Oh God, she's going to be all on her own, seems to be all I'm capable of thinking. I'm the last one she has left, and I'm leaving her.

"I'm going to die." I mumble, a statement of fact, before pulling away from her shoulder. "Grandma, I'm going to die." I can feel my voice break at the end, hysteria creeping in.

"Oh hush, don't talk like that." Grandma scolds wiping away the tears from my eyes. I notice that she doesn't deny it.

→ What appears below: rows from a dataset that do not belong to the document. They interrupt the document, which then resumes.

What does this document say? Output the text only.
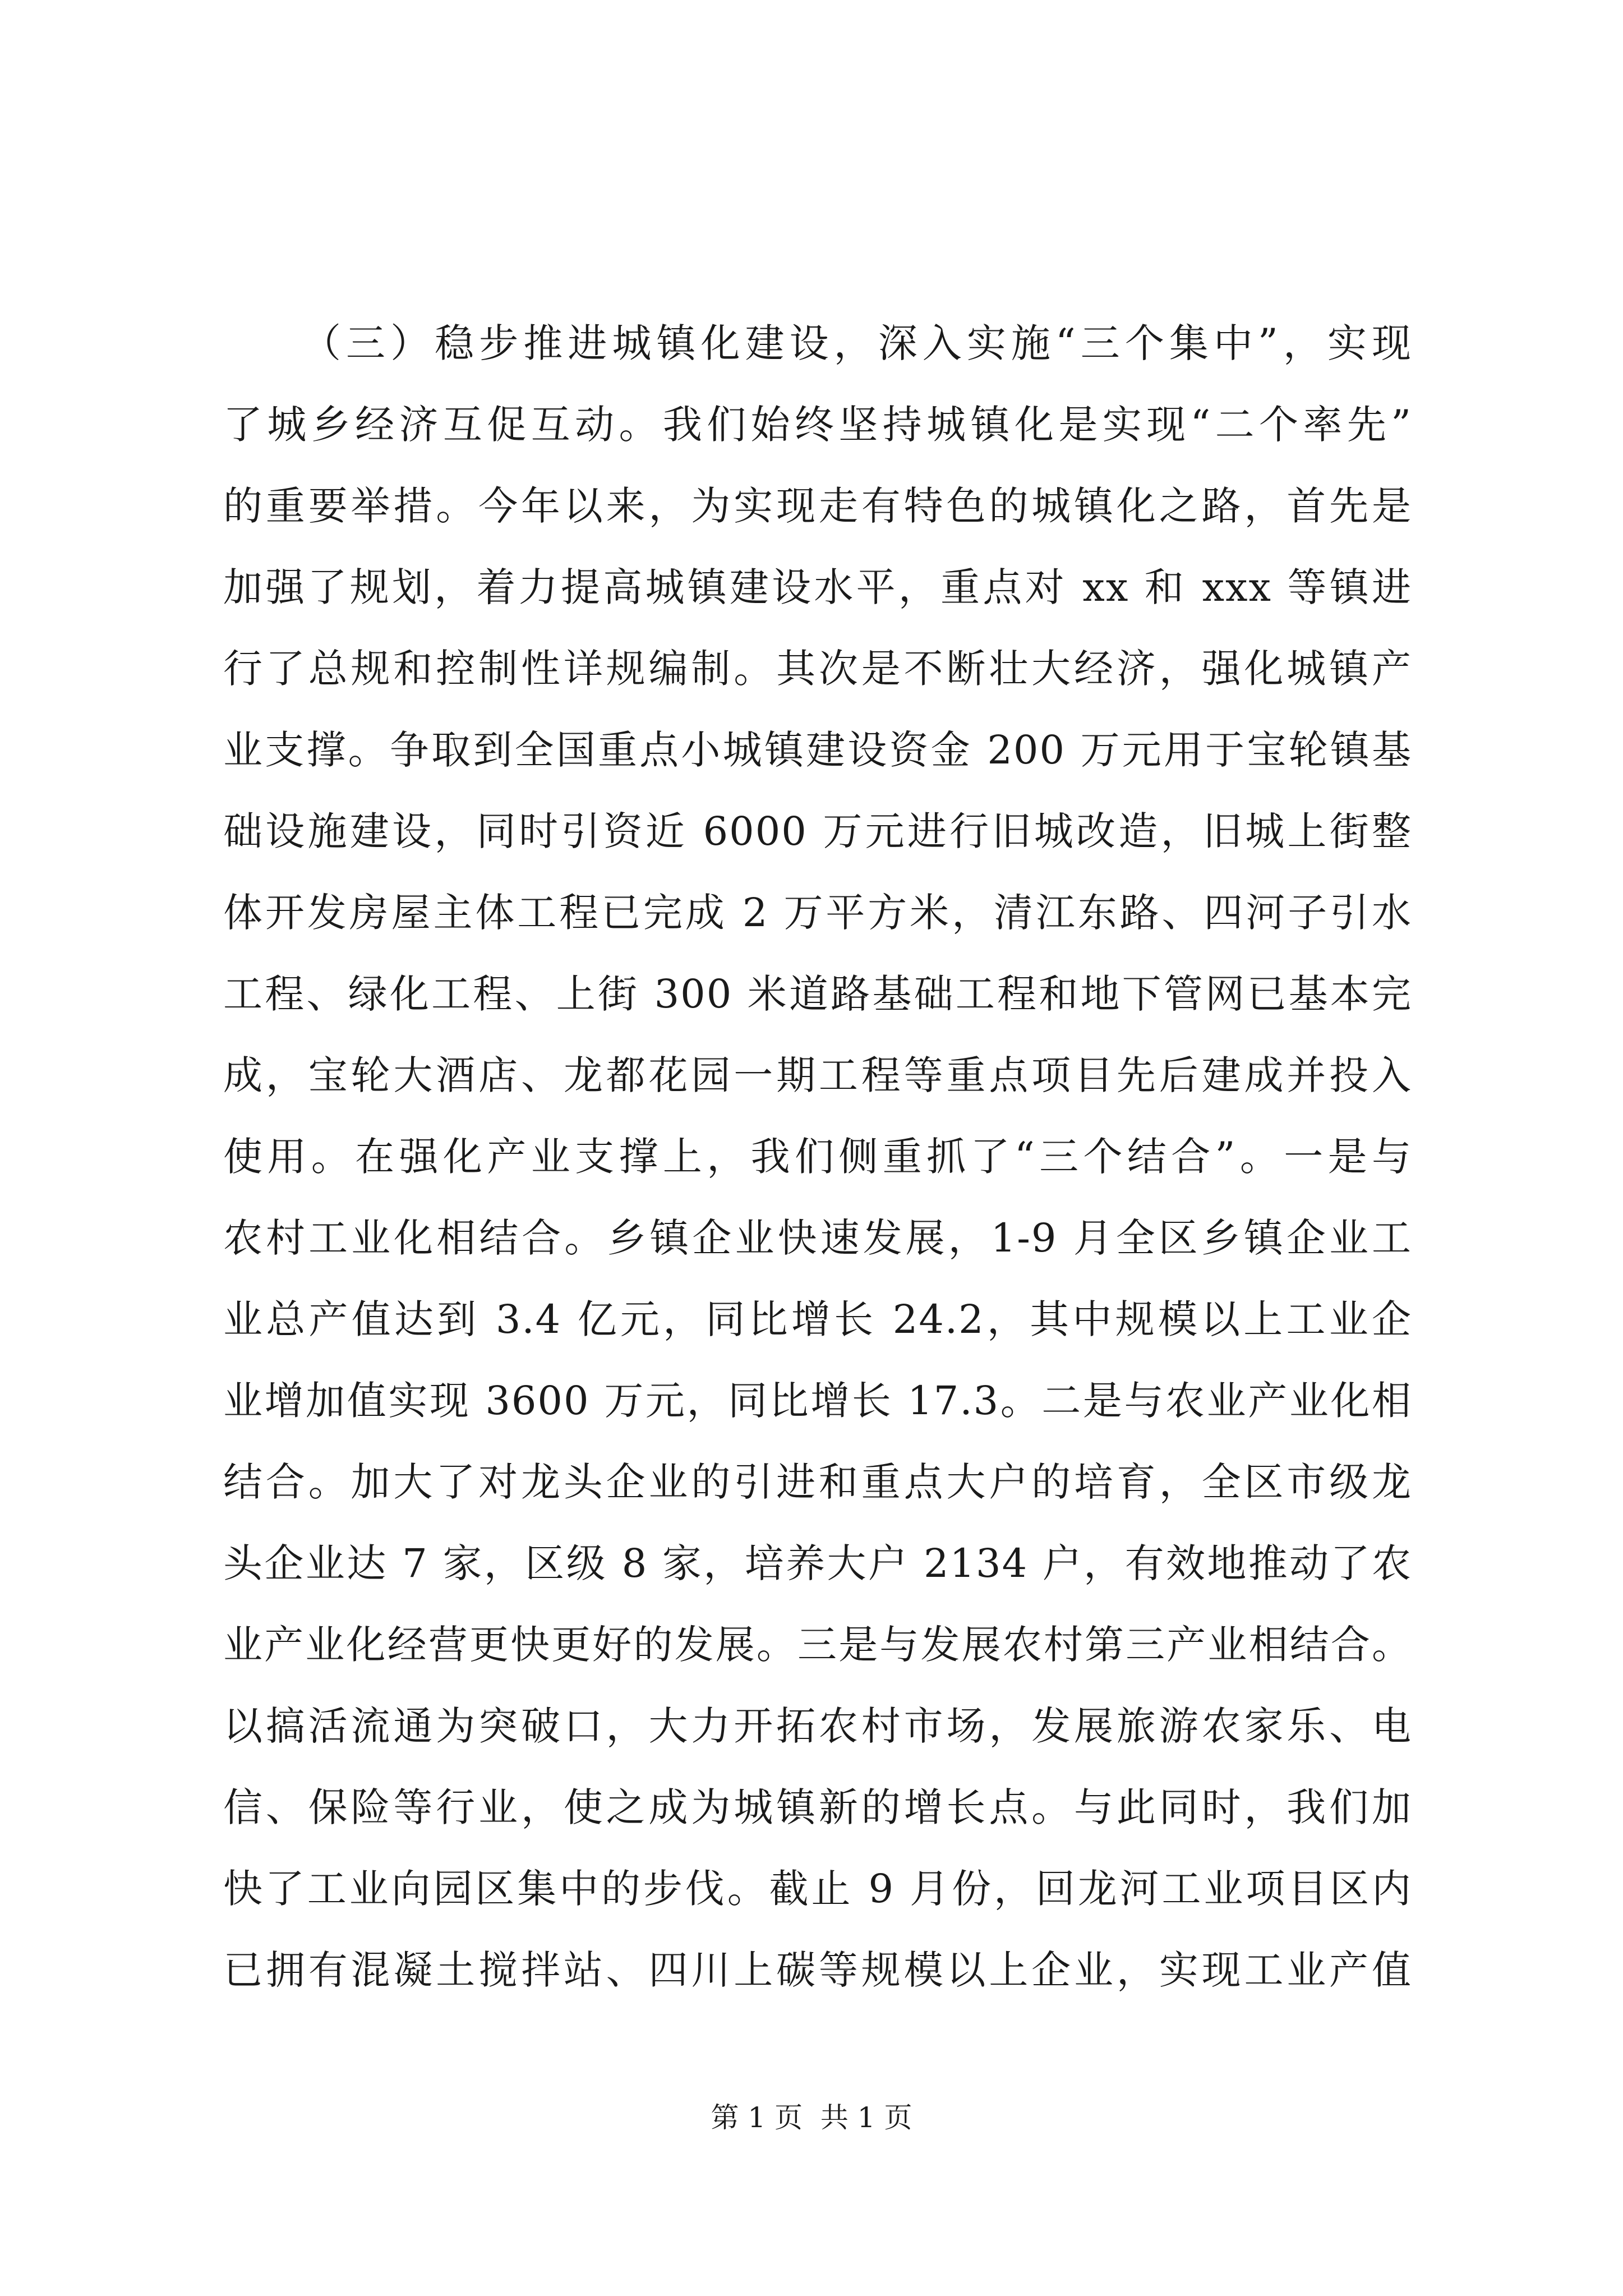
（三）稳步推进城镇化建设，深入实施“三个集中”，实现
了城乡经济互促互动。我们始终坚持城镇化是实现“二个率先”
的重要举措。今年以来，为实现走有特色的城镇化之路，首先是
加强了规划，着力提高城镇建设水平，重点对 xx 和 xxx 等镇进
行了总规和控制性详规编制。其次是不断壮大经济，强化城镇产
业支撑。争取到全国重点小城镇建设资金 200 万元用于宝轮镇基
础设施建设，同时引资近 6000 万元进行旧城改造，旧城上街整
体开发房屋主体工程已完成 2 万平方米，清江东路、四河子引水
工程、绿化工程、上街 300 米道路基础工程和地下管网已基本完
成，宝轮大酒店、龙都花园一期工程等重点项目先后建成并投入
使用。在强化产业支撑上，我们侧重抓了“三个结合”。一是与
农村工业化相结合。乡镇企业快速发展，1-9 月全区乡镇企业工
业总产值达到 3.4 亿元，同比增长 24.2，其中规模以上工业企
业增加值实现 3600 万元，同比增长 17.3。二是与农业产业化相
结合。加大了对龙头企业的引进和重点大户的培育，全区市级龙
头企业达 7 家，区级 8 家，培养大户 2134 户，有效地推动了农
业产业化经营更快更好的发展。三是与发展农村第三产业相结合。
以搞活流通为突破口，大力开拓农村市场，发展旅游农家乐、电
信、保险等行业，使之成为城镇新的增长点。与此同时，我们加
快了工业向园区集中的步伐。截止 9 月份，回龙河工业项目区内
已拥有混凝土搅拌站、四川上碳等规模以上企业，实现工业产值
第 1 页  共 1 页
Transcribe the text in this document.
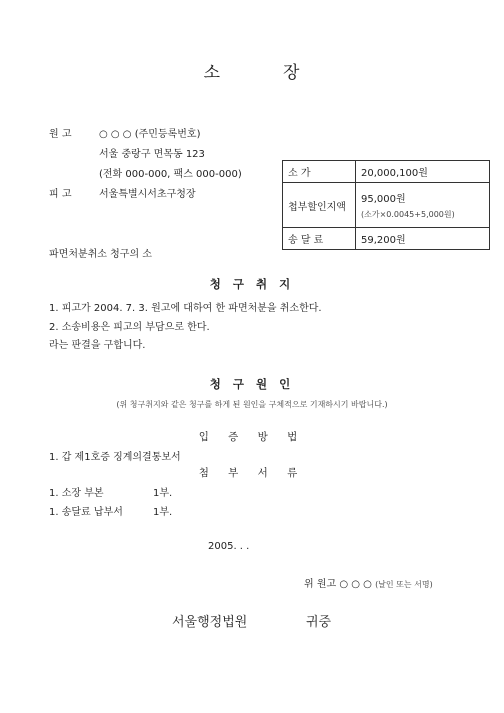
소	장
원 고	○ ○ ○ (주민등록번호)
서울 중랑구 면목동 123
(전화 000-000, 팩스 000-000)
피 고	서울특별시서초구청장
소 가	20,000,100원
첩부할인지액	95,000원
(소가×0.0045+5,000원)

송 달 료	59,200원
파면처분취소 청구의 소
청 구 취 지
1. 피고가 2004. 7. 3. 원고에 대하여 한 파면처분을 취소한다.
2. 소송비용은 피고의 부담으로 한다.
라는 판결을 구합니다.
청 구 원 인
(위 청구취지와 같은 청구를 하게 된 원인을 구체적으로 기재하시기 바랍니다.)
입 증 방 법
1. 갑 제1호증 징계의결통보서
첨 부 서 류
1. 소장 부본	1부.
1. 송달료 납부서	1부.
2005. . .
위 원고 ○ ○ ○ (날인 또는 서명)
서울행정법원	귀중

A sharp knock on the door from the Peacekeeper outside signals the end of our time. Quick as lightning, my Grandma pulls me back down to her height. "You be strong Adelina," she tells me, grabbing my hand and discreetly passing me something wrapped in cloth before giving me a final nod of approval and leaving.

As the door closes behind her I just manage to pick up the rest of what she was saying.

"You'll do good."

I suppose that 'doing good' is the best that I'll be able to hope for.